Most of this applies to the Church as well. Why are male religious orders that demand strict discipline, theologial conformity, and allegiance to the community thriving? Orders that promote laxity, theological creativity, and individuality are dying. Yes, the impulse to conformity can be dangerous if not properly tempered by a healthy sense of self, but a healthy sense of self quickly devolves into indulgent narcissism if it is not reined in by a clearly articulated and vigorously enforced duty to the whole. The idea is to grow as an individual within the identity of the group. The moment the individual is dissolved into the group or the group becomes a loosely associated collection of individuals, the dangers become more and more apparent and abuse is more and more likely.

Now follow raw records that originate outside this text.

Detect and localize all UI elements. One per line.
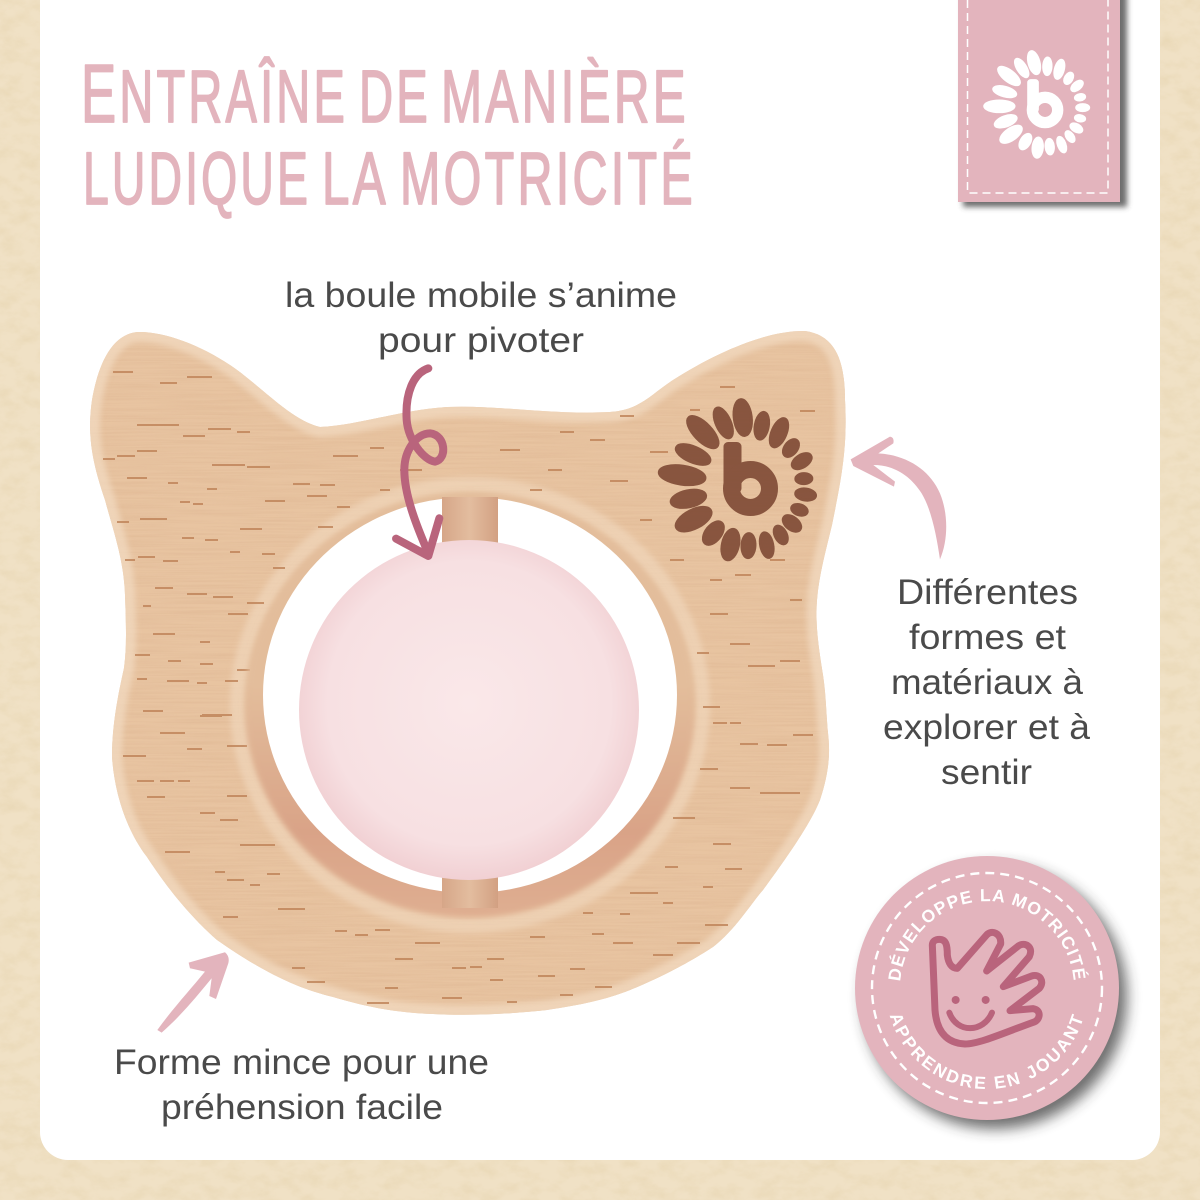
wood grain flecks <box>103 372 815 1003</box>
top axle <box>442 497 498 552</box>
bottom axle <box>442 868 498 908</box>
label: slim shape: préhension facile <box>161 1088 443 1127</box>
badge text: top: DÉVELOPPE LA MOTRICITÉ <box>888 889 1089 980</box>
icon: smiling hand <box>932 932 1042 1044</box>
hole opening <box>263 497 677 893</box>
label: shapes and materials: sentir <box>941 753 1032 792</box>
label: rotating ball: pour pivoter <box>378 321 584 360</box>
title: LUDIQUE <box>83 137 311 220</box>
label: shapes and materials: explorer et à <box>883 708 1091 747</box>
title: DE <box>359 55 431 138</box>
label: shapes and materials <box>883 573 1091 792</box>
product: wooden cat teether <box>80 320 860 1030</box>
label: shapes and materials: Différentes <box>897 573 1078 612</box>
label: rotating ball: la boule mobile s’anime <box>285 276 677 315</box>
pink rotating ball <box>299 540 639 880</box>
label: slim shape: Forme mince pour une <box>114 1043 489 1082</box>
arrow: to logo <box>851 437 946 559</box>
hole inner wall <box>245 493 695 917</box>
title: MOTRICITÉ <box>400 137 696 220</box>
brand tag <box>958 0 1127 207</box>
title: LA <box>322 137 389 220</box>
arrow: to slim edge <box>157 952 229 1033</box>
title: ENTRAÎNE <box>81 47 348 140</box>
title <box>81 47 696 220</box>
badge text: bottom: APPRENDRE EN JOUANT <box>890 1014 1082 1089</box>
engraved logo <box>648 388 828 571</box>
arrow: loop to ball <box>396 368 443 556</box>
label: slim shape <box>114 1043 489 1127</box>
label: shapes and materials: matériaux à <box>891 663 1084 702</box>
label: rotating ball <box>285 276 677 360</box>
label: shapes and materials: formes et <box>909 618 1066 657</box>
icon: brand logo <box>984 50 1089 158</box>
title: MANIÈRE <box>441 55 689 138</box>
badge: motor skills <box>852 854 1138 1140</box>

What do we have as a regulative force? As a commonly shared and understood core? Virtue! I believe the rapid decline of religious life (and by analogy, university life) in the west is directly tied to the suppression of virtus-based formation and the rise of therapeutic formation. We replaced the classical virtues with ego-centered therapies. Needs trump duties. Wants trump obedience. Wishes trump realities. And in both religious life and university life we are left with the illusion of autonomy guided by little more than our unguided passions. Can anyone say "sex abuse scandal"? Can anyone say "binge drinking"? If there is any doubt that male aggression and competition are natural to the creature, ask yourself this: why have we failed to successfully end the worse examples of masculine abuse through speech codes, conduct contracts, and years of politically correct indoctrination in the culture and the public school system? Why haven't we seen an end to date rape, binge drinking, fighting, cheating, racism, etc.? My guess is that the energies that produce these destructive behaviors are not being respected for what they are: natural inclinations. Rather than provide young men with productive channels to expend these energies we grasp at rules, regulations, laws, and public ridicule in an effort to suppress them. Without a virtuous means to be competitive, aggressive, sexual, etc. they turn to vicious means. And we all suffer for it.
Time to reconsider the virtue of virtue? You bet. The sooner the better.